Dentro deste campo, Jessop refere como proponentes alternativos: relatório Stiglitz; soluções regionais autónomas que procuram o seu afastamento das soluções do Norte Mundial (ALBA e Fórum Monetário Asiático); reajustamente na relação capital/trabalho para promover emprego e trabalho decente; incrementar a ligação entre desenvolvimento económico e protecção social; investimento nos pobres; estratégias de desenvolvimento alternativo, reformas fiscais, encerramento dos offshores e taxação das transacções financeiras; Proliferação de outros paradigmas (Forúm Social Mundial).
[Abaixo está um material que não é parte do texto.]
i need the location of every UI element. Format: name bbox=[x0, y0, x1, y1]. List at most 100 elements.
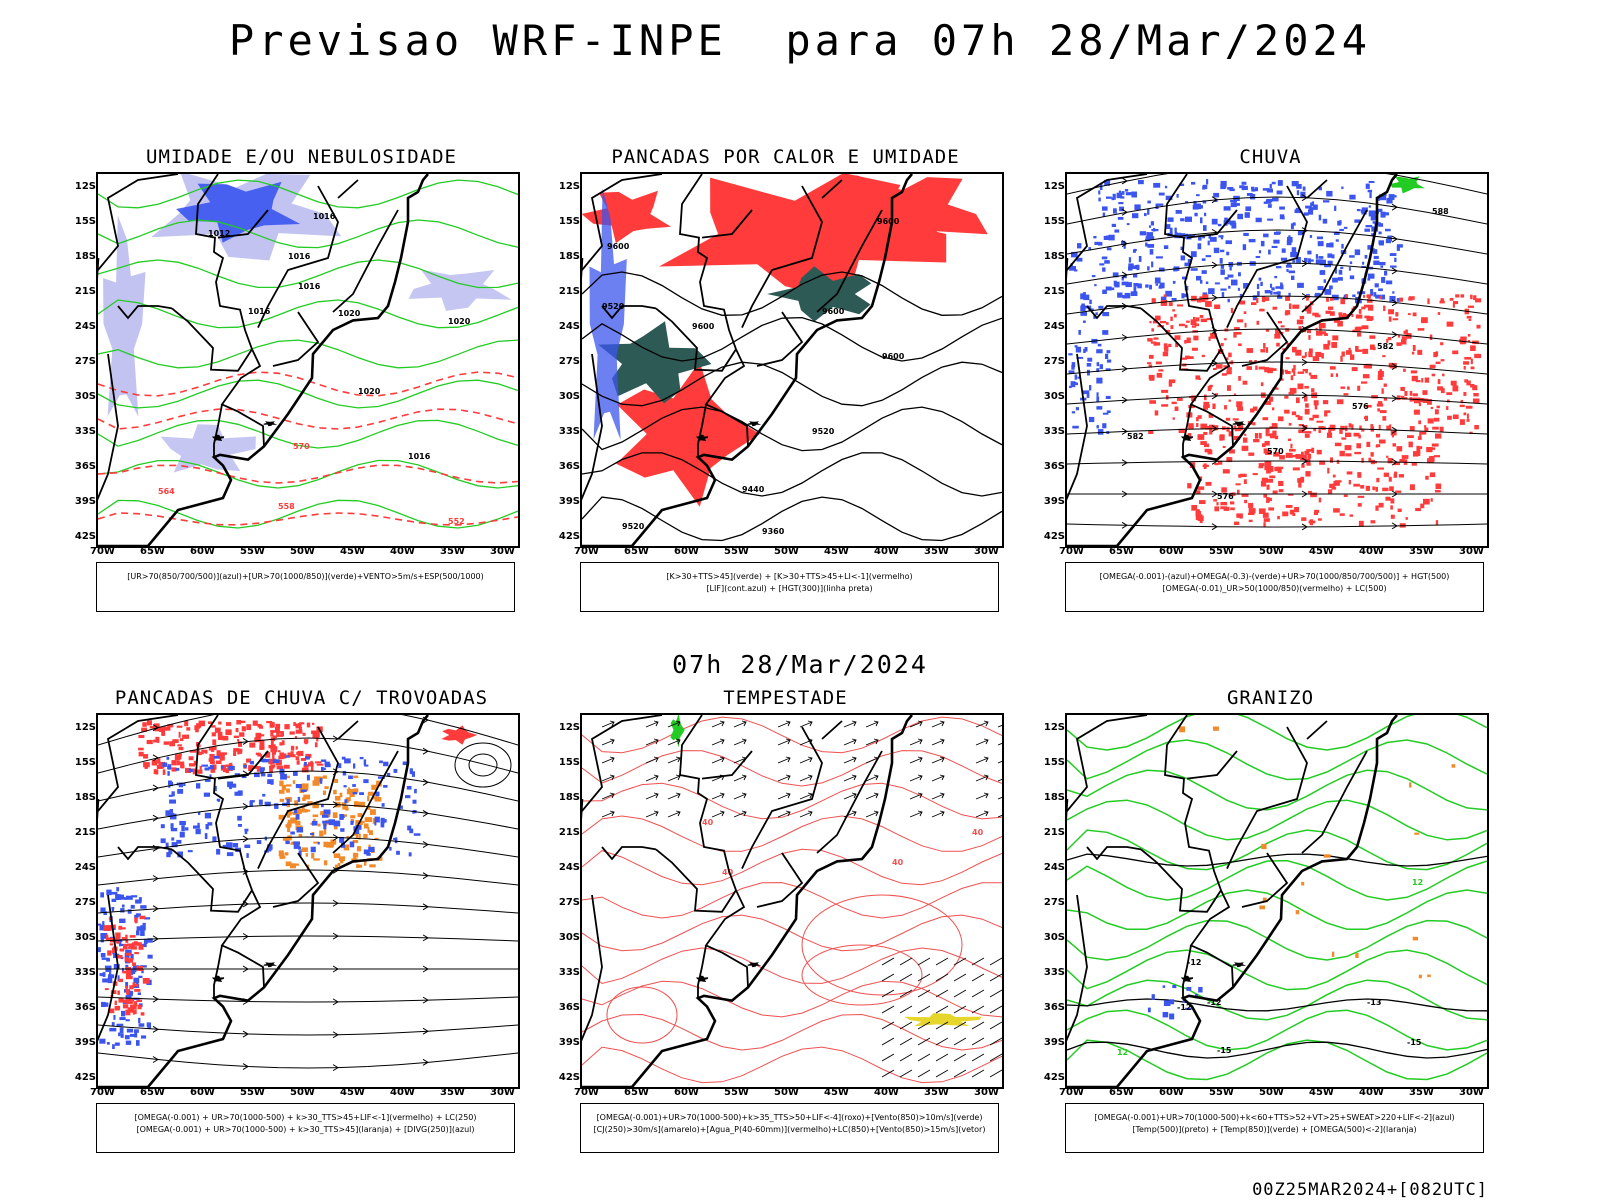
lat-tick-label: 42S bbox=[74, 1072, 96, 1083]
lat-tick-label: 33S bbox=[1043, 426, 1065, 437]
state-borders bbox=[582, 715, 883, 1042]
pressure-contour-label: 1016 bbox=[248, 307, 271, 316]
panel-storm: TEMPESTADE 40 40 40 40 12S 15S 18S 21S 24S 27S 30S 3… bbox=[558, 687, 1038, 1177]
lon-tick-label: 35W bbox=[924, 1087, 949, 1098]
map-canvas: 9600 9600 9520 9600 9600 9520 9440 9360 9520 9600 bbox=[582, 174, 1002, 546]
height-contour-label: 9600 bbox=[822, 307, 845, 316]
water-contour-label: 40 bbox=[972, 828, 984, 837]
lat-tick-label: 21S bbox=[1043, 827, 1065, 838]
omega-blue-area bbox=[1068, 235, 1113, 435]
streamline-500 bbox=[1067, 521, 1487, 531]
storm-red-area bbox=[441, 725, 478, 745]
legend-line: [OMEGA(-0.001) + UR>70(1000-500) + k>30_… bbox=[134, 1113, 477, 1122]
temp-850-contour bbox=[1067, 769, 1487, 811]
lon-tick-label: 40W bbox=[1359, 546, 1384, 557]
lon-tick-label: 60W bbox=[1159, 546, 1184, 557]
pressure-contour-label: 1016 bbox=[408, 452, 431, 461]
lon-tick-label: 70W bbox=[1059, 546, 1084, 557]
lon-tick-label: 50W bbox=[774, 1087, 799, 1098]
lat-tick-label: 36S bbox=[558, 1002, 580, 1013]
streamline-250 bbox=[98, 1024, 518, 1039]
map-canvas: 40 40 40 40 bbox=[582, 715, 1002, 1087]
thickness-contour bbox=[98, 464, 518, 484]
lon-tick-label: 40W bbox=[390, 546, 415, 557]
lon-tick-label: 65W bbox=[1109, 546, 1134, 557]
pressure-contour-label: 564 bbox=[158, 487, 175, 496]
lat-tick-label: 12S bbox=[558, 722, 580, 733]
lat-tick-label: 27S bbox=[558, 897, 580, 908]
precipitable-water-contour bbox=[582, 815, 1002, 852]
panel-legend: [K>30+TTS>45](verde) + [K>30+TTS>45+LI<-… bbox=[580, 562, 999, 612]
lat-tick-label: 18S bbox=[558, 792, 580, 803]
height-300-contour bbox=[582, 452, 1002, 497]
lon-tick-label: 50W bbox=[1259, 1087, 1284, 1098]
lat-tick-label: 18S bbox=[74, 251, 96, 262]
legend-line: [OMEGA(-0.001)+UR>70(1000-500)+k<60+TTS>… bbox=[1094, 1113, 1455, 1122]
humidity-south bbox=[160, 424, 256, 473]
unstable-area-red bbox=[832, 175, 988, 257]
forecast-date-label: 07h 28/Mar/2024 bbox=[672, 650, 928, 679]
unstable-area-teal bbox=[598, 321, 712, 404]
legend-line: [Temp(500)](preto) + [Temp(850)](verde) … bbox=[1132, 1125, 1417, 1134]
lon-tick-label: 35W bbox=[1409, 546, 1434, 557]
lon-tick-label: 45W bbox=[824, 1087, 849, 1098]
lake-mark bbox=[212, 434, 225, 442]
lake-mark bbox=[696, 975, 709, 983]
state-borders bbox=[98, 715, 399, 1042]
thickness-contour bbox=[98, 512, 518, 526]
pressure-contour-label: 1020 bbox=[338, 309, 361, 318]
coastline bbox=[582, 715, 913, 1087]
panel-title: TEMPESTADE bbox=[723, 687, 848, 709]
lon-tick-label: 60W bbox=[190, 546, 215, 557]
streamline-250 bbox=[98, 965, 518, 973]
lake-mark bbox=[696, 434, 709, 442]
streamline-500 bbox=[1067, 490, 1487, 498]
temperature-contour-label: -12 bbox=[1187, 958, 1201, 967]
precipitable-water-contour bbox=[582, 980, 1002, 1018]
precipitable-water-contour bbox=[582, 882, 1002, 919]
wind-vectors bbox=[601, 720, 1002, 1078]
lon-tick-label: 60W bbox=[1159, 1087, 1184, 1098]
water-contour-label: 40 bbox=[702, 818, 714, 827]
lat-tick-label: 15S bbox=[1043, 757, 1065, 768]
lat-tick-label: 21S bbox=[558, 286, 580, 297]
lon-tick-label: 45W bbox=[340, 1087, 365, 1098]
pressure-contour-label: 1020 bbox=[448, 317, 471, 326]
precipitable-water-contour bbox=[582, 716, 1002, 754]
lat-tick-label: 24S bbox=[74, 862, 96, 873]
legend-line: [OMEGA(-0.01)_UR>50(1000/850)(vermelho) … bbox=[1162, 584, 1387, 593]
unstable-area-red bbox=[616, 361, 760, 507]
panel-legend: [OMEGA(-0.001)+UR>70(1000-500)+k>35_TTS>… bbox=[580, 1103, 999, 1153]
rain-red-area bbox=[1187, 424, 1442, 528]
lon-tick-label: 30W bbox=[490, 546, 515, 557]
height-contour-label: 9440 bbox=[742, 485, 765, 494]
lon-tick-label: 40W bbox=[390, 1087, 415, 1098]
lat-tick-label: 15S bbox=[74, 757, 96, 768]
humidity-band bbox=[408, 269, 512, 311]
pressure-contour-label: 552 bbox=[448, 517, 465, 526]
streamline-500 bbox=[1067, 194, 1487, 225]
streamline-500 bbox=[1067, 260, 1487, 285]
lat-tick-label: 24S bbox=[558, 321, 580, 332]
height-300-contour bbox=[582, 361, 1002, 407]
streamline-250 bbox=[98, 1052, 518, 1072]
height-contour-label: 9520 bbox=[622, 522, 645, 531]
temperature-contour-label: -12 bbox=[1207, 998, 1221, 1007]
lat-tick-label: 21S bbox=[74, 827, 96, 838]
temp-500-contour bbox=[1067, 1041, 1487, 1059]
legend-line: [LIF](cont.azul) + [HGT(300)](linha pret… bbox=[706, 584, 873, 593]
lat-tick-label: 12S bbox=[558, 181, 580, 192]
lon-tick-label: 45W bbox=[1309, 1087, 1334, 1098]
low-level-humidity-contour bbox=[98, 339, 518, 369]
map-canvas: 588 582 576 570 582 576 bbox=[1067, 174, 1487, 546]
precipitable-water-contour bbox=[582, 914, 1002, 952]
model-run-label: 00Z25MAR2024+[082UTC] bbox=[1252, 1180, 1488, 1200]
low-level-humidity-contour bbox=[98, 419, 518, 449]
lat-tick-label: 18S bbox=[558, 251, 580, 262]
state-borders bbox=[582, 174, 883, 501]
height-contour-label: 588 bbox=[1432, 207, 1449, 216]
coastline bbox=[1067, 715, 1398, 1087]
temperature-contour-label: 12 bbox=[1117, 1048, 1128, 1057]
precipitable-water-contour bbox=[582, 1046, 1002, 1084]
temp-850-contour bbox=[1067, 739, 1487, 781]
Apesar das interpretações sobre a crise serem variadas, tal como fora explicitado, as soluções dominantes provieram da mesma narrativa, que desde os anos 70/80 estabeleceu as condições e as contradições para que ela se concretizasse.

Apesar de se ter registado durante um curto espaço de tempo uma aparente brisa de mudança por parte dos governadores económicos e políticos, que poderia apontar para uma vontade – confrontada com a dureza empírica do colapso económico e financeiro – de rumo diferente, isso não se veio a registar, podendo-se determinar hoje, que toda essa janela, foi essencial para a materialização de uma nova narrativa. A culpabilização dos mercados financeiros e da ganância dos banqueiros, transformou-se numa retórica de culpabilização dos comuns e de obrigatoriedade dos estados adoptarem medidas intervencionistas de “salvação” do capital financeiro, em detrimento da economia real.

A velocidade com que se passou do julgamento dos administradores da Goldman Sachs para a necessidade de reduzir a despesa pública, foi estonteante. A atenção pública foi de forma célere reorientada para a necessidade de reduzir os serviços públicos, os trabalhadores do aparelho de estado, cortar os salários e pôr fim às “gorduras do estado”, caso contrário não se conseguiria “acalmar os mercados” e recuperar a confiança dos credores.

Notas

1. Bob Jessop é professor na Universidade de Lancaster.